Why did nobody prove undecidability by the “too many problems” argument?

Question

To the best of my knowledge, the two major breakthroughs in regarding negative results in computation/recursion theory came in 1936 by Church and Turing. They both prove that some variant of the Halting problem was undecidable.

However, a very simple proof of the statement "There is an undecidable problem" already existed at that time, namely the fact that there are simply too many problems and too few algorithms.
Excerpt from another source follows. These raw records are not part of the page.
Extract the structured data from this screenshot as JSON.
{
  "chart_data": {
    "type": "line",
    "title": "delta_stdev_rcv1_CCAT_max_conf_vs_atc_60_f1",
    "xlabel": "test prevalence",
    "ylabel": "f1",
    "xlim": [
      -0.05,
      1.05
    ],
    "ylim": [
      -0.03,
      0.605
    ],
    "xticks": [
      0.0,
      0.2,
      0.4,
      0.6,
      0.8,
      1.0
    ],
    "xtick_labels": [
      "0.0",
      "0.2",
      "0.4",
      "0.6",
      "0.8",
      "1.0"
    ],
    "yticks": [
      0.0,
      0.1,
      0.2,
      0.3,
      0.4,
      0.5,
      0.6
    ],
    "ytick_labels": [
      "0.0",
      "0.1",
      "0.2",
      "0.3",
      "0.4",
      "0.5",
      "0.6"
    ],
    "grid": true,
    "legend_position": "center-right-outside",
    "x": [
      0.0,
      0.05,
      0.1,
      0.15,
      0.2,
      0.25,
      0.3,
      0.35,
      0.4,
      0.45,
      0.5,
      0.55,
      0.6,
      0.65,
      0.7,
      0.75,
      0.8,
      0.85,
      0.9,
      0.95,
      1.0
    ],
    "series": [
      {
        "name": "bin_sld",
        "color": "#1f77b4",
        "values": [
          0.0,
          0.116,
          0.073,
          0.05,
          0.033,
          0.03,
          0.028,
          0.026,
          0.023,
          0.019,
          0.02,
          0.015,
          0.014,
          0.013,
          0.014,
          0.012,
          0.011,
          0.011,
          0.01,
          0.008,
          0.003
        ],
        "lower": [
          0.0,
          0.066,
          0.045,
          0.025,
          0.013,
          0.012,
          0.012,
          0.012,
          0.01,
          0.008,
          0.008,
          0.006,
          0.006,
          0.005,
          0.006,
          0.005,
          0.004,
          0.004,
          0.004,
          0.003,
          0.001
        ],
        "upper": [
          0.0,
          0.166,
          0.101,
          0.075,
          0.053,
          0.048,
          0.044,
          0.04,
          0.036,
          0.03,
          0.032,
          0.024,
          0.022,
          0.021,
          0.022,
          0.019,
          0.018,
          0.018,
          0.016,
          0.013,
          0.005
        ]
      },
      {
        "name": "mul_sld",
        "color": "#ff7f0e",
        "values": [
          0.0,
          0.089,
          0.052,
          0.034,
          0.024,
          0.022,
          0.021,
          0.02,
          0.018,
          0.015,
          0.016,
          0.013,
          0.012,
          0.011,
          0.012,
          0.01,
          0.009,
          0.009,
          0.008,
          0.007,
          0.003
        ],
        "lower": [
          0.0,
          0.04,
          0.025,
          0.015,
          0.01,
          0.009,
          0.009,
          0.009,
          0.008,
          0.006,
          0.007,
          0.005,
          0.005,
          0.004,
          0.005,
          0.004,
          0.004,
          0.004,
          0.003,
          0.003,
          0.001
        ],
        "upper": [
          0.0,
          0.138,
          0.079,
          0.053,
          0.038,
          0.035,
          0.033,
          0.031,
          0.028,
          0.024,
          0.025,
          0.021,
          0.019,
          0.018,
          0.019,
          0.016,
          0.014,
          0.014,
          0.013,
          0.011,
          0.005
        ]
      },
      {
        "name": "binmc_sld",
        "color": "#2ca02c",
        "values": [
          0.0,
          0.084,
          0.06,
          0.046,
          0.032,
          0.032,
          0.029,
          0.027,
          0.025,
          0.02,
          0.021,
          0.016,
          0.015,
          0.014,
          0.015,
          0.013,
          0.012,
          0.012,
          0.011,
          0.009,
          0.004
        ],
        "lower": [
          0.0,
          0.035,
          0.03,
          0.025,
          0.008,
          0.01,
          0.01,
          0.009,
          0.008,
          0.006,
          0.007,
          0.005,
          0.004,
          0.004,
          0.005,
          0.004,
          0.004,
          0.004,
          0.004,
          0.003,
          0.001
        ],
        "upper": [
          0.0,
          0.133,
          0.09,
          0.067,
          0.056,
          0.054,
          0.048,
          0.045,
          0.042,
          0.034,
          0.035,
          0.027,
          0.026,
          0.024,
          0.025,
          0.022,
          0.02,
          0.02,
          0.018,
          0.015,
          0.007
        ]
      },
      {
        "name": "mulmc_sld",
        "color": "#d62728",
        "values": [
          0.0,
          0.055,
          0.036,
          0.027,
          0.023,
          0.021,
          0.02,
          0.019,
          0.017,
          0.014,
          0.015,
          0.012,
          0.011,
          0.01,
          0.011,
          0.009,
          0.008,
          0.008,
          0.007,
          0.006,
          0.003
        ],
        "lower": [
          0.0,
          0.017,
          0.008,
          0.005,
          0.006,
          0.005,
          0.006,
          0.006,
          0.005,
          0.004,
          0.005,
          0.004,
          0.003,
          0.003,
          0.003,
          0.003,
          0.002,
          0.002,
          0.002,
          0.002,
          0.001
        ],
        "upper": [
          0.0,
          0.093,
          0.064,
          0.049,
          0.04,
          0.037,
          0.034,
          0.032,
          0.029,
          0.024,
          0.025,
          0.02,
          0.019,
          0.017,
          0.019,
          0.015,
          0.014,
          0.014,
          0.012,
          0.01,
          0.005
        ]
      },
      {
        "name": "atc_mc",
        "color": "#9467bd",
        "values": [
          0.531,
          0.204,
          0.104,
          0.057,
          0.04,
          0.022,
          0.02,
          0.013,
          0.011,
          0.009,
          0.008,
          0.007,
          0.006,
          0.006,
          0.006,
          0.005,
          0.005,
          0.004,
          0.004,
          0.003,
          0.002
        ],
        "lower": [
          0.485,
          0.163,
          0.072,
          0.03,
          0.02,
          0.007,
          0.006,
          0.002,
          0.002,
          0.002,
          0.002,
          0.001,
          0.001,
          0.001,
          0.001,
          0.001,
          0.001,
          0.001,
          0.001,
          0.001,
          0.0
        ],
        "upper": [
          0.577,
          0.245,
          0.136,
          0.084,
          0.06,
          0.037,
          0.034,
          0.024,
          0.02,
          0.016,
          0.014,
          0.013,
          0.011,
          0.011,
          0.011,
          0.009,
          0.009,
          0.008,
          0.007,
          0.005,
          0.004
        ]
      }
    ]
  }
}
Assuming that any algorithm has a finite description, and that they take natural numbers as input, we are trying to make a bijection between the natural numbers $\mathbb{N}$ and its powerset $2^{\mathbb{N}}$.

Adopting Cantor's diagonal argument to Machines, we can observe that if $\mathcal{M} = \{M_i \mid i \in \mathbb{N}\}$ is the set of machines, and for every machine $M \in \mathcal{M}$, that $M(n)$ is either yes (halts) or no (does not halt), for $n \in \mathbb{N}$.

Then we can construct the set $$U = \{i \in \mathbb{N} \mid M_i(i) \text{ is no} \}$$ like Cantor would, and pick the $i$ s.t. the domain of $M_i$ is $U$, and ask whether $i \in U$, in both cases reaching a contradiction.

Question: Why wasn't this discovered between 1875/90 and 1935? (Or was it?)

Answer 1

Why wasn't this discovered between 1875/90 and 1935? (Or was it?)

The argument you sketch could not be discovered until one had a sufficiently formalized understanding of what "a recipe for computation" even means to be able to argue that there are countably many of them.

Such an understanding had been brewing slowly in the first decades of the 1900s, fueled mostly by foundational considerations -- but it doesn't really seem to have been until the 1920s that people began to seriously consider that perhaps they shouldn't be thinking in terms of "what is the way to do such-and-such?" but in terms of "is there any possible way to do such-and-such?" And before the latter question gets asked there is no real interest in getting all pedantic about what counts or doesn't count as "a way".

Answer 2

This is similar to Rene Schipperus's answer, but instead of working with recursive enumerability, I'll use your notion of "finite description". You say that every algorithm must have a finite description, and I agree. But I'd also say that a problem must have a finite description. A random, indescribable set of natural numbers should not be considered a problem, because it can't be "asked".

The essential point of undecidability theorems is not the triviality that some subsets of $\mathbb N$ have no decision procedure, but that some definable subsets of $\mathbb N$ have no decision procedure. (Rene's answer concerns the stronger result that the subsets in question can be taken to be not only definable but recursively enumerable.)

Answer 3

There are not too many problems. So yes there are continuum many subsets of $\mathbb{N}$, but there are only $\aleph_0$ many recursively enumerable subsets. The undecidibility theorem, if you wish to so call it, is that there are non-recursive, recursively enumerable sets. For example a Turing machine a finiteset of instructions. There are only $\aleph_0$ many of them.